By itself, this demographic is frightening enough.
But now multiply the fiscal impact by the number of people who could be educated and trained to contribute toward those costs, but who we are incarcerating instead, making them a drain on our society and economy instead of a resource.
|Is this the only option left for paying our |
medical costs as seniors?
To better understand how a drop in the number of working-age adults affects an economy supporting a large senior population, read Megan McArdle's excellent analysis of Europe's financial problems in this month's Atlantic magazine.
The basics are that for an economy to grow its way out of deficit, which is the more efficient and less painful way than cutting costs, it needs a steady population growth to provide the workers and consumers that will push the economy toward health.
It also needs young people who are at the start of their earning cycle, and willing to take risks, rather than those at the end who, quite naturally, want to conserve what they have to live their remaining years in comfort.

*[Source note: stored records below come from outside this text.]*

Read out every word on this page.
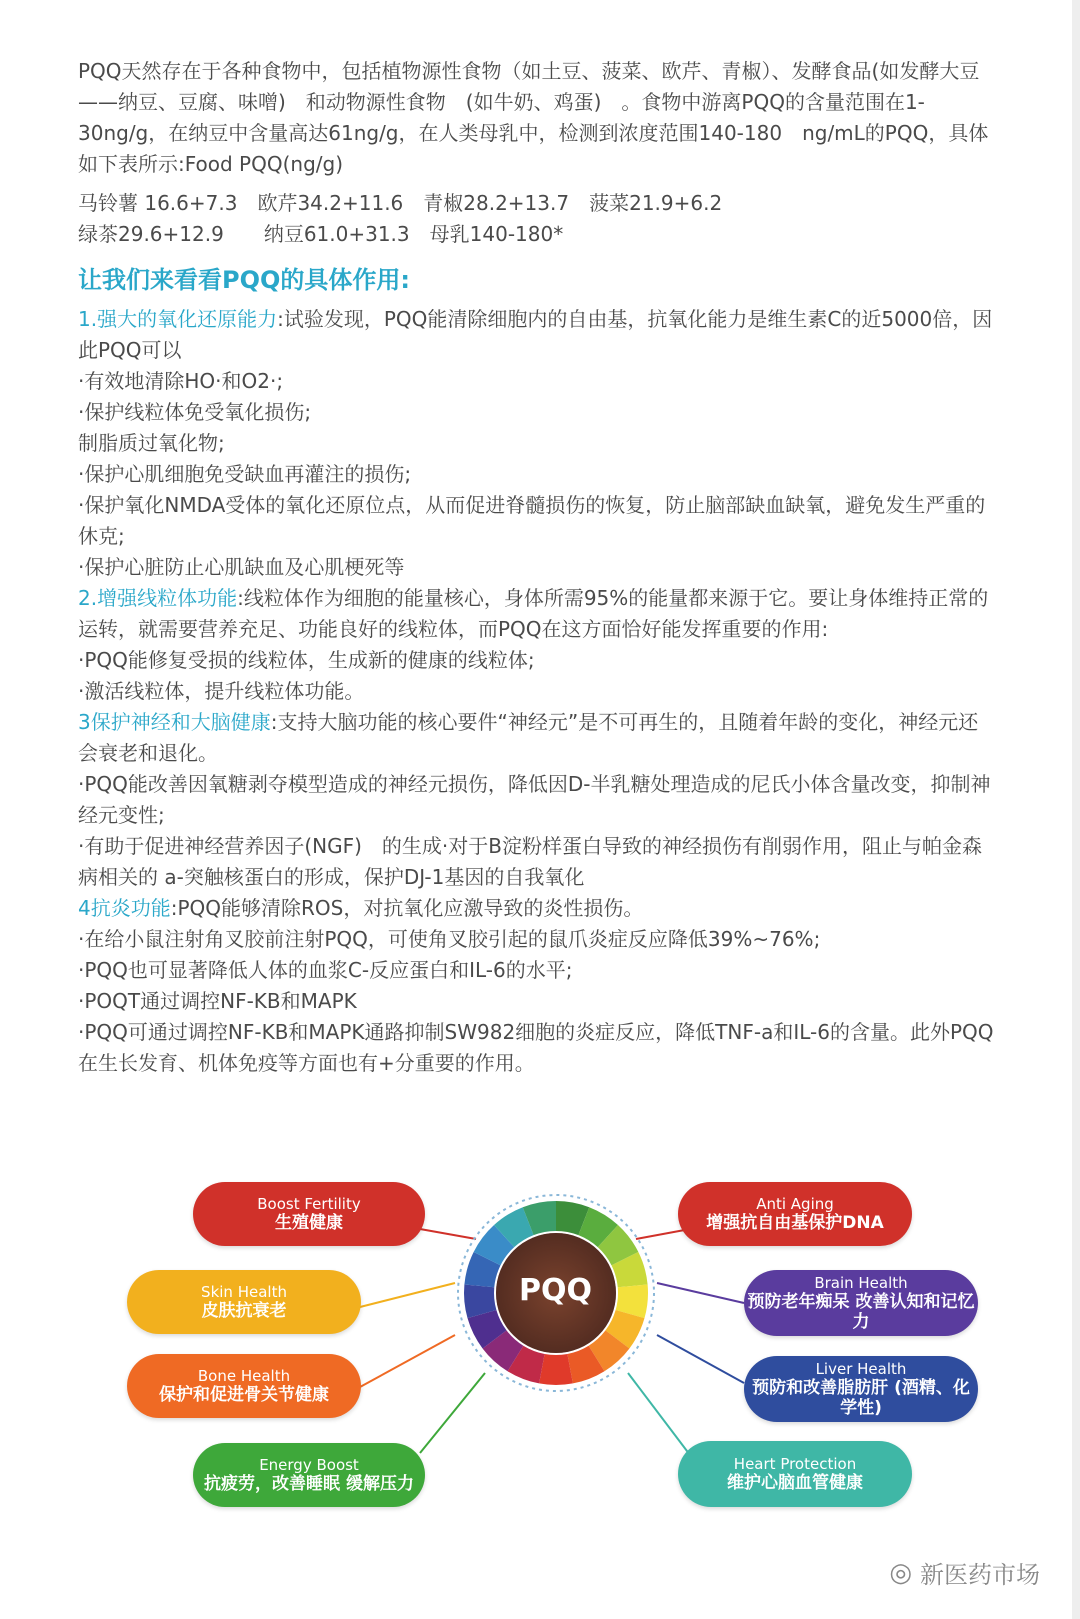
PQQ天然存在于各种食物中，包括植物源性食物（如土豆、菠菜、欧芹、青椒）、发酵食品(如发酵大豆——纳豆、豆腐、味噌)　和动物源性食物　(如牛奶、鸡蛋)　。食物中游离PQQ的含量范围在1-30ng/g，在纳豆中含量高达61ng/g，在人类母乳中，检测到浓度范围140-180　ng/mL的PQQ，具体如下表所示:Food PQQ(ng/g)

马铃薯 16.6+7.3　欧芹34.2+11.6　青椒28.2+13.7　菠菜21.9+6.2

绿茶29.6+12.9　　纳豆61.0+31.3　母乳140-180*

让我们来看看PQQ的具体作用:

1.强大的氧化还原能力:试验发现，PQQ能清除细胞内的自由基，抗氧化能力是维生素C的近5000倍，因此PQQ可以

·有效地清除HO·和O2·;

·保护线粒体免受氧化损伤;

制脂质过氧化物;

·保护心肌细胞免受缺血再灌注的损伤;

·保护氧化NMDA受体的氧化还原位点，从而促进脊髓损伤的恢复，防止脑部缺血缺氧，避免发生严重的休克;

·保护心脏防止心肌缺血及心肌梗死等

2.增强线粒体功能:线粒体作为细胞的能量核心，身体所需95%的能量都来源于它。要让身体维持正常的运转，就需要营养充足、功能良好的线粒体，而PQQ在这方面恰好能发挥重要的作用:

·PQQ能修复受损的线粒体，生成新的健康的线粒体;

·激活线粒体，提升线粒体功能。

3保护神经和大脑健康:支持大脑功能的核心要件“神经元”是不可再生的，且随着年龄的变化，神经元还会衰老和退化。

·PQQ能改善因氧糖剥夺模型造成的神经元损伤，降低因D-半乳糖处理造成的尼氏小体含量改变，抑制神经元变性;

·有助于促进神经营养因子(NGF)　的生成·对于B淀粉样蛋白导致的神经损伤有削弱作用，阻止与帕金森病相关的 a-突触核蛋白的形成，保护DJ-1基因的自我氧化

4抗炎功能:PQQ能够清除ROS，对抗氧化应激导致的炎性损伤。

·在给小鼠注射角叉胶前注射PQQ，可使角叉胶引起的鼠爪炎症反应降低39%~76%;

·PQQ也可显著降低人体的血浆C-反应蛋白和IL-6的水平;

·POQT通过调控NF-KB和MAPK

·PQQ可通过调控NF-KB和MAPK通路抑制SW982细胞的炎症反应，降低TNF-a和IL-6的含量。此外PQQ在生长发育、机体免疫等方面也有+分重要的作用。

PQQ
Boost Fertility
生殖健康
Skin Health
皮肤抗衰老
Bone Health
保护和促进骨关节健康
Energy Boost
抗疲劳，改善睡眠 缓解压力
Anti Aging
增强抗自由基保护DNA
Brain Health
预防老年痴呆 改善认知和记忆力
Liver Health
预防和改善脂肪肝 (酒精、化学性)
Heart Protection
维护心脑血管健康
◎ 新医药市场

But now, even those who are not yet at the end of the earning cycle, want their pile to be bigger.
Not only is America getting demographically heavy at the tail end of the life cycle, we are hoarding the money and keeping it from funding an adequate education that not only provides productive citizens to pay for our golden years, but also keeps them out of jail.
Not only is this morally preferable, but it's far less expensive, to educate children rather than to imprison them.
(But for some reason, it's far less politically palatable. I would hate to think the reason for that is that, according to the Federal Bureau of Prisons, blacks makes up nearly 40 percent of the federal prison population but only 13 percent of the total population of the nation over all, according to the U.S. Census.)
|Even Wall Street is starting to see the undeniable.|
Not only is it wrong, it's unsustainable.
Even Wall Street is getting clued in to the fact that we are shooting ourselves in both feet.
A report last fall in Bloomberg noted that: "A widening gap between rich and poor is reshaping the U.S. economy, leaving it more vulnerable to recurring financial crises and less likely to generate enduring expansions."
"Left unchecked, the decades-long trend toward increasing inequality may condemn Wall Street to a generation of unimpressive returns and even shake social stability, economists and financial-industry executives say," Bloomberg reported.
“Income inequality in this country is just getting worse and worse and worse,” James Chanos, president and founder of New York-based Kynikos Associates Ltd., told Bloomberg Radio. “And that is not a recipe for stable economic growth when the rich are getting richer and everybody else is being left behind.”
Remember when we pledged that there would be "No Child Left Behind?"